Sautéed Butter Beans with Rocket, Lemon, Garlic and Honey.
Friday, September 12, 2014
I've never been one of those people that could sacrifice a meal because I knew I would be eating a lot for dinner. I don't care if it's a meal cooked by Heston himself, when I'm hungry, I'm hungry and I'm mean and no one wants to see that side of me. I'm pretty confident that I can find a whole bunch of people who suffer from the same issue.
When you know you can't wait till dinner but you also don't want to wreck your appetite for this apparent feast to come, give this one a try. Butter beans are an amazing source of protein without the fat and heaviness of meat, as well as plenty of fibre and iron.
YOU WILL NEED:
1 CAN BUTTER BEANS (DRAINED)
2 BIG HANDFULS OF ROCKET LEAVES
JUICE OF 2 LEMONS
1 CLOVE OF GARLIC SMASHED AND CHOPPED FINELY
2 TBSP HONEY
2 TSBP OLIVE OIL
SEA SALT AND PEPPER
DRIED CHILLI FLAKES (OPTIONAL)
Heat the oil in a pan and sauté the garlic on a medium heat, letting it soften but not brown. Add the drained butter beans allowing the excess liquid from the can to dry out. Squeeze with juice of one lemon and sprinkle with a pinch of sea salt and pepper. The beans are done with they start to crisp on the outside.

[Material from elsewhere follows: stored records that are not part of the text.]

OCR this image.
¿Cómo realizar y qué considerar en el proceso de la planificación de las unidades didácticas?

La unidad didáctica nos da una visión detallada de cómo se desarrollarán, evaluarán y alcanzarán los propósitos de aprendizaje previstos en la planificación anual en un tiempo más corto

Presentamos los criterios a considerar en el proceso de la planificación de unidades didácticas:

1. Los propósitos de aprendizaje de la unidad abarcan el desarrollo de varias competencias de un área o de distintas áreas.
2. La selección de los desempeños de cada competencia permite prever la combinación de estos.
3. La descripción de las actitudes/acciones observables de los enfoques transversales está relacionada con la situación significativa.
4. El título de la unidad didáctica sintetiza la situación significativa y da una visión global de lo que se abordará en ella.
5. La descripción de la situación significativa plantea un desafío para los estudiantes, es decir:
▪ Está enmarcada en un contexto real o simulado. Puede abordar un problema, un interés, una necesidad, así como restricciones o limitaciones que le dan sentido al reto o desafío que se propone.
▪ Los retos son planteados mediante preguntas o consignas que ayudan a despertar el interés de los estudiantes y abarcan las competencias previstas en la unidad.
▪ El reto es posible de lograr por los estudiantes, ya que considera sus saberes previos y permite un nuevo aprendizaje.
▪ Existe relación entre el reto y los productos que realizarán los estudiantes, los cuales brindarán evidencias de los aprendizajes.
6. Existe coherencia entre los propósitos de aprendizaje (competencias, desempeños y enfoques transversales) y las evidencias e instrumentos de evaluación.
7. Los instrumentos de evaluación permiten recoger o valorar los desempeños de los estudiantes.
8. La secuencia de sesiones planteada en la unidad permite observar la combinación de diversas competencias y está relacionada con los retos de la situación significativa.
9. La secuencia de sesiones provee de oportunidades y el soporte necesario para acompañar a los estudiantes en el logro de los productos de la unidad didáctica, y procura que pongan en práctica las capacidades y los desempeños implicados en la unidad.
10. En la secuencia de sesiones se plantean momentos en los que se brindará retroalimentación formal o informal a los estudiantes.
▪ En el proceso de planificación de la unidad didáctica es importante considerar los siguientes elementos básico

To make the dressing thoroughly mix together one tablespoon of olive oil with the remaining lemon juice.
Just before eating, toss the rocket in a large mixing bowl with the dressing gently. Start with a tablespoon and add more depending on your taste. Don't overdress it! (No one likes a soggy salad). Sprinkle with a little sea salt and pepper and toss once more.
To serve: If you're sharing, serve the rocket on a big platter with the beans and garlic.
As a single serving, take a big handful of rocket and place in the centre of the plate.
Sprinkle with half of the sautéed beans and garlic for one serving.
Drizzle with the honey. Add a tiny pinch of dried chilli flakes.